Release date: May 10th 2016
Everyone wants to be someone.
Layla Harrison wants to leave her beach-bum days for digs behind a reporter’s desk. Aster Amirpour wants to scream at the next casting director who tells her “we need ethnic but not your kind of ethnic.” Tommy Phillips dreams of buying a twelve-string guitar and using it to shred his way back into his famous absentee dad’s life.
But Madison Brooks took destiny and made it her bitch a long time ago.
She’s Hollywood’s hottest starlet, and the things she did to become the name on everyone’s lips are merely a stain on the pavement, ground beneath her Louboutin heel.
That is, until Layla, Aster, and Tommy find themselves with a VIP invite to the glamorous and gritty world of Los Angeles’s nightlife and lured into a high-stakes competition where Madison Brooks is the target. Just as their hopes begin to gleam like stars through the California smog, Madison Brooks goes missing. . . . And all of their hopes are blacked out in the haze of their lies.
I have to admit, I was a little nervous going in to this book. It seemed like it would be a mix of Gossip Girl, Pretty Little Liars, and even The Apprentice, none of which I’ve been a huge fan of, so all three together made me have some doubts. But I surprisingly got sucked into this story so fast and I enjoyed the fast-pace and the characters.

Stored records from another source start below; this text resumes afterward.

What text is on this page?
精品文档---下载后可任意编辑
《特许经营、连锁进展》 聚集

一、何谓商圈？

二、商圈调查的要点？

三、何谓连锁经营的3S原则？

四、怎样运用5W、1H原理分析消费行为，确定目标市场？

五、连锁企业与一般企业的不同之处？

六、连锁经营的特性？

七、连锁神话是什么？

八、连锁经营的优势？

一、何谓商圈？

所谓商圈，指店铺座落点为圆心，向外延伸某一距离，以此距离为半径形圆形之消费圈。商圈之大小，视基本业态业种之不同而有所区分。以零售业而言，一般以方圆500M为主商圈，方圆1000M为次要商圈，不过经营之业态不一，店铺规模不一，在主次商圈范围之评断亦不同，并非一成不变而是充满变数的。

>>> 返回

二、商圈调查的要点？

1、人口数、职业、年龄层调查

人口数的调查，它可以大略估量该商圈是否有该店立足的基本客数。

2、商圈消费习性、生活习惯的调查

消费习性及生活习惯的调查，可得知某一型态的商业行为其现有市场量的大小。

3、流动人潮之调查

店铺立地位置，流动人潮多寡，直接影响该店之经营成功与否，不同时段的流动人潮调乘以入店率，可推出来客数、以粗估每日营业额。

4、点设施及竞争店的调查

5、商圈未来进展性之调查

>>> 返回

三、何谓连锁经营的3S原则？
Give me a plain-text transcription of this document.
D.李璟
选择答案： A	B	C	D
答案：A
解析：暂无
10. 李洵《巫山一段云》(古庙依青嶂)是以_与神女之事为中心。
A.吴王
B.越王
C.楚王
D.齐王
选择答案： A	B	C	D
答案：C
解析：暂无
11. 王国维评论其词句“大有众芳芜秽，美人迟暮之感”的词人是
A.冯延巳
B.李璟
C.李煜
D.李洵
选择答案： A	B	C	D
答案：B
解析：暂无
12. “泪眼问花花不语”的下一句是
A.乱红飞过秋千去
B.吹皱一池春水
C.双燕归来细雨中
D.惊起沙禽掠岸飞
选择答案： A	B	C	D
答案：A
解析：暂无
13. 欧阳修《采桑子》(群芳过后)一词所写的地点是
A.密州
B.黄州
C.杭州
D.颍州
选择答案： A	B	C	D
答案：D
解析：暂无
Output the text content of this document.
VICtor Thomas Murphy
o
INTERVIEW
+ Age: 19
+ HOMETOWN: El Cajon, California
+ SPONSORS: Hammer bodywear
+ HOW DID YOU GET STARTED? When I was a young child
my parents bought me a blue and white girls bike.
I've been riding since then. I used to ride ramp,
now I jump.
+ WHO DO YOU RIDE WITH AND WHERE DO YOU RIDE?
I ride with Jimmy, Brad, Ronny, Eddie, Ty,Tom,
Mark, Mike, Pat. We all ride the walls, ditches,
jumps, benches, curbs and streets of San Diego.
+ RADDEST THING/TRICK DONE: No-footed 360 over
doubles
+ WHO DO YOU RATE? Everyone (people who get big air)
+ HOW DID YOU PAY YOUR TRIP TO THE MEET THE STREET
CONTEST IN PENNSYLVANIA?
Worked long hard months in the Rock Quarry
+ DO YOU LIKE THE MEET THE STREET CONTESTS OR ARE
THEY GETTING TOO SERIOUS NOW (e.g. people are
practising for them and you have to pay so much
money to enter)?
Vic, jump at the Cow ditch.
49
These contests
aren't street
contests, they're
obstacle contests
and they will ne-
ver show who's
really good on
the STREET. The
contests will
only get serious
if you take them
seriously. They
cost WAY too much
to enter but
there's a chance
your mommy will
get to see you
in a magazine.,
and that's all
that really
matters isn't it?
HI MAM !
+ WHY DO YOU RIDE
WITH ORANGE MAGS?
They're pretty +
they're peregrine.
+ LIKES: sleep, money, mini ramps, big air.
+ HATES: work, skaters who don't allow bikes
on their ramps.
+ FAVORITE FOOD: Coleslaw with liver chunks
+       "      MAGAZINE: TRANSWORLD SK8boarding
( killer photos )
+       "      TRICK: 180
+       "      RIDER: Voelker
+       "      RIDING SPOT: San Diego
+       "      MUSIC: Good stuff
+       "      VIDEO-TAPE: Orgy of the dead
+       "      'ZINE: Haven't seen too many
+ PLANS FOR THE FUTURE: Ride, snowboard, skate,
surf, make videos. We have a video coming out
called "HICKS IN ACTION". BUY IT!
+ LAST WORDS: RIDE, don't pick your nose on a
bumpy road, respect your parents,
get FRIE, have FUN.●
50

The book was told in four separate POVs that all had very distinctive voices so it was easy to tell who was who. Madison Brooks was the girl who’d already made it, the actress, the girl who already had it all so she had it all to lose. Layla was the reporter who wanted to make a name for herself and exposing celebrities was her way to do it. Tommy was the boy from a small town who’d moved to Hollywood for his music and impress a father who didn’t know he existed. Aster was the girl who wanted to defy family tradition and become an actress. Layla, Tommy, and Aster were among the ones chosen to compete in Ira Redman’s competition. Promote your assigned club, make money, stay in the competition. Don’t and you’re out. I could see the draw for each of the three of them. It meant a lot of connections and a lot of money.
Out of the three competitors, Tommy was my favourite. He was the one I felt I connected to the most, maybe because he seemed the most sincere or maybe the most naive about celebrity life. He also seemed the most honest out of them all. Aster was probably my least favourite. She seemed like the type that would do whatever it took to get what she wanted and it just rubbed me the wrong way. Layla was in between the two. There were times I really liked her and wanted her to succeed but there were other times I felt like she had the potential to be just as cutthroat as Aster. Madison was the one who surprised me the most. I felt the most intrigued by her, the mystery from her past, her struggle to play the fame game, to remain relevant.
The competition was a lot of fun to read. It was interesting to see the ideas the characters would come up with and it was impossible not to play along in my head, who was better, who would fail, who should be cut, come up with better ideas. It was a pretty quick read, most of the book set within the competition and getting to know the three competitors, but around the 65% mark the mystery that happened in the prologue really set in and it started to become twist after twist. By that point I was really absorbed and I just kept reading without looking at the number of pages that were left so when I got to the end, I was surprised that I’d read it so fast.
It did a great job setting up the characters and the mystery for the next book. I am definitely going to keep going with the series.
*I received a copy of this book from the publisher in exchange for an honest review.